Detail from” Totem.”

Detail from Totem, Francine Affourtit’s installation in “Room of Relief”

Francine Kay Affourtit

Artist Statement for Totem

Through the installation Totem, I am seeking to build a visual language that transcribes the complexity of the human condition into a lyrical configuration. Drawing inspiration from the Ojibway concept of Totem, “that form from which I draw my meaning, purpose and being,” I created a series of hieroglyphs that represent the fragments of the psyche. Rendering the images in woodblocks allows me to repeat forms while shifting details, mimicking the call and response of a poetic refrain. The shapes and hieroglyphs reappear like an echo sounding the trace of human emotion. The recognizable forms slip from representation to abstraction, like the mutability of certainty, revealing the inevitability of its failure.
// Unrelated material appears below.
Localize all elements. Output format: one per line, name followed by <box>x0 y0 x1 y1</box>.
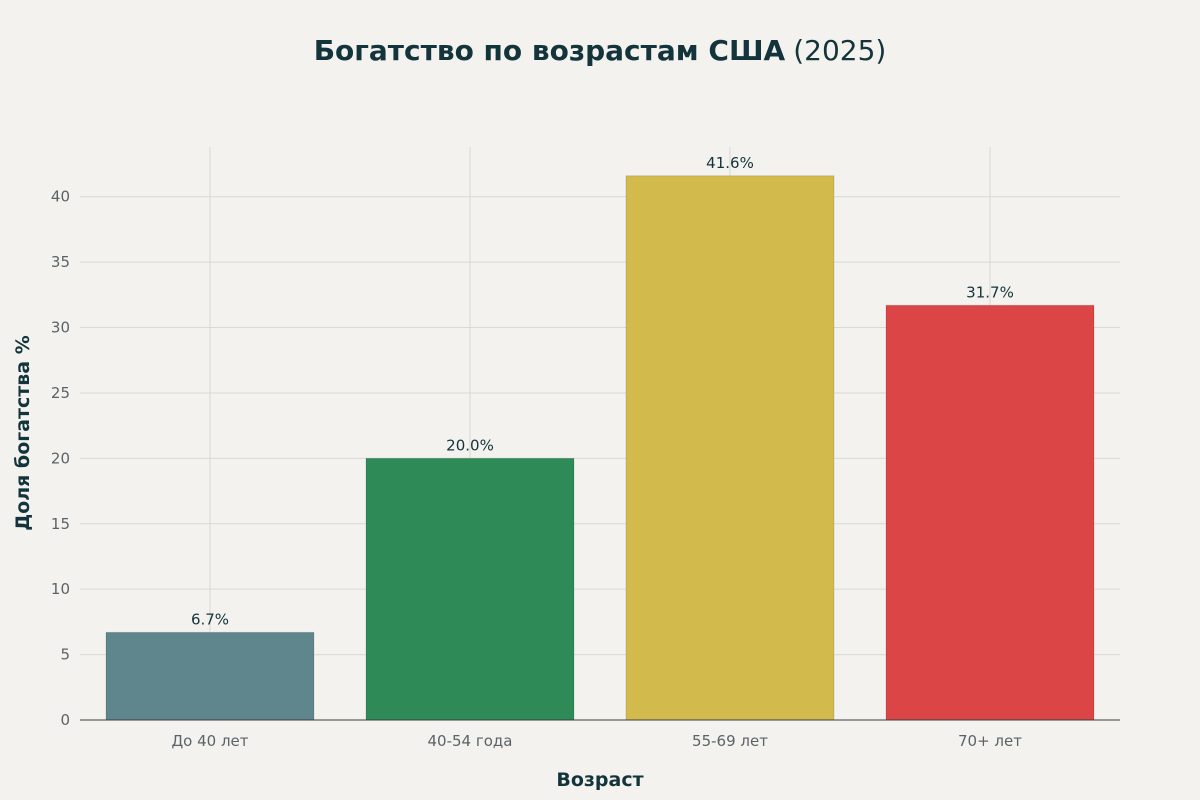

Compounded by the three unique visions that collaboratively form the Room of Relief tableau, the sensibility of a humanity conflicted by the convolution of modernity and circumstance finds a voice.

 

Born in 1975, Francine Kay Affourtit is an artist, educator, and arts organizer who divides her time between Rome and Philadelphia. She received her BFA from the School of the Art Institute of Chicago, in 1999, and is currently a fellow at Temple University’s Tyler School of Art. Affourtit has exhibited her work both nationally and internationally, at the Corcoran Gallery of Art, in Washington, D.C., and the International Print Center of New York, among other places.